18.01.2026 |
Lems E, Koch AH, Delvaux EJLG, Leemans JC, Bongers MY, Lok CAR, Ramaekers BL, Geomini PMAJ
Abstract
Objective: Accurate preoperative classification of ovarian tumors is essential for guiding treatment. There is an increasing body of data evaluating ultrasound-based models for this purpose in diverse clinical settings. The aim of this systematic review and meta-analysis was to generate up-to-date evidence on the diagnostic accuracy of the most relevant ultrasound-based models, including the Risk of Malignancy Index (RMI) versions 1, 2 and 3, Logistic Regression model 2 (LR2), Simple ultrasound-based Rules (SR), the Assessment of Different NEoplasias in the adneXa (ADNEX) model and subjective assessment (SA), for the differentiation between benign and malignant ovarian tumors.
Methods: Ovid/MEDLINE, EMBASE and the Cochrane Library were searched systematically from database inception until 19 June 2025. Eligible studies investigated the diagnostic accuracy of at least one of the preselected models, collected model parameters prospectively and provided sufficient data to construct 2 × 2 tables.

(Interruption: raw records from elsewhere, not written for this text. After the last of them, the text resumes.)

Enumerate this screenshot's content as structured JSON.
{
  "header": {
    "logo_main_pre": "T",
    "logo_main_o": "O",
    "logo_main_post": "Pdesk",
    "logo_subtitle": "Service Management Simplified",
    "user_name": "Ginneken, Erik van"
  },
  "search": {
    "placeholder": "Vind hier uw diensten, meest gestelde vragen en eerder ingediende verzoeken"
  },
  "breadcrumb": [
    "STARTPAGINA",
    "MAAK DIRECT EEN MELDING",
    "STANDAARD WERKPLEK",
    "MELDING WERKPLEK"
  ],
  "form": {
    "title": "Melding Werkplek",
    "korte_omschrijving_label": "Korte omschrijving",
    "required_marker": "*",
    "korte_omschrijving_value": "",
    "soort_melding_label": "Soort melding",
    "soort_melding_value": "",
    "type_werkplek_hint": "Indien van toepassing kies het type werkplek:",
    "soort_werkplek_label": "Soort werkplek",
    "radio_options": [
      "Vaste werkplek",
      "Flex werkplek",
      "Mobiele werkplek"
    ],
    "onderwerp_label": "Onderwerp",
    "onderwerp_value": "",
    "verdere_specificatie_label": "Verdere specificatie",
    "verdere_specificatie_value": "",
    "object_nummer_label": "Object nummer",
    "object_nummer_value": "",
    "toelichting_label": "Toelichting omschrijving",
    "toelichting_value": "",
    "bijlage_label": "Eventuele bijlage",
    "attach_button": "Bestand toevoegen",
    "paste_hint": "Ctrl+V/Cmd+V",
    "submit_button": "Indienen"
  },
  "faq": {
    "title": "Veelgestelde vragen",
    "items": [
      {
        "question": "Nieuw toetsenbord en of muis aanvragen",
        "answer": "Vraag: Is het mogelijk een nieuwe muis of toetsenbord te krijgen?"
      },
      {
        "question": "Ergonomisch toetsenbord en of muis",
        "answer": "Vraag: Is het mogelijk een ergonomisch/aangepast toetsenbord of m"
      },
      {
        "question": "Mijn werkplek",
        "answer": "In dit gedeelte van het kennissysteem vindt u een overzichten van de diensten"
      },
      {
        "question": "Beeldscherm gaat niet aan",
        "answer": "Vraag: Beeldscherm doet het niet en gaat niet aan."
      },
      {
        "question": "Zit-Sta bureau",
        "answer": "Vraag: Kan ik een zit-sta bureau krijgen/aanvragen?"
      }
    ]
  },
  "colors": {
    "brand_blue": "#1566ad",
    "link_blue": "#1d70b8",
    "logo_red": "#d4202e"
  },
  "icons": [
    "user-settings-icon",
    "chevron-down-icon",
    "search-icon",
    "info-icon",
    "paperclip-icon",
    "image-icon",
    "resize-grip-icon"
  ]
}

The risk of bias of all included studies was assessed using the Quality Assessment of Diagnostic Accuracy Studies (QUADAS)-2 and QUADAS-C extension tools. Pooled summary estimates of sensitivity and specificity for all included models were calculated and bivariate models were fitted into hierarchical summary receiver-operating-characteristics curves. Bivariate random-effects meta-regression analysis was conducted to determine significant differences in sensitivity and specificity between models. Subgroup analyses were conducted according to menopausal status and prevalence of ovarian malignancy.
Results: A total of 99 studies were included, describing 42 496 ovarian tumors, of which 31 371 (74%) were benign and 11 125 (26%) were malignant. SA had both high sensitivity (90.2% (95% CI, 87.8-92.2%)) and high specificity (91.4% (95% CI, 89.3-93.2%)). SR followed by SA of inconclusive cases (SR + SA) showed similar performance to SA (sensitivity, 88.6% (95% CI, 85.7-91.0%); P = 0.397 and specificity, 91.0% (95% CI, 89.0-92.7%); P = 0.811), as did the ADNEX model with a cut-off of 20% (sensitivity, 86.7% (95% CI, 80.6-91.0%); P = 0.095; specificity 87.9% (95% CI, 80.1-92.9%), P = 0.119). The ADNEX model with a cut-off of 10% had a similar sensitivity to SA (92.7% (95% CI, 90.8-94.2%); P = 0.130), but lower specificity (78.4% (95% CI, 71.7-83.8%); P < 0.001). Higher cut-offs of the ADNEX model led to a decrease in sensitivity, whereas lower cut-offs resulted in reduced specificity. The LR2 model with a 10% cut-off had a sensitivity of 89.5% (95% CI, 85.8-92.4%) and a specificity of 82.3% (95% CI, 75.0-87.8%). The RMI had the lowest diagnostic accuracy, with a sensitivity of 69.7% (95% CI, 67.0-72.2%) and a specificity of 90.5% (95% CI, 88.3-92.4%) for RMI version 1 with a cut-off of 200. Subgroup analyses showed that both menopausal status and prevalence of malignancy significantly affected sensitivity (P < 0.01) and specificity (P < 0.01). Postmenopausal status and higher disease prevalence were associated with lower specificity, while sensitivity was lower in premenopausal women.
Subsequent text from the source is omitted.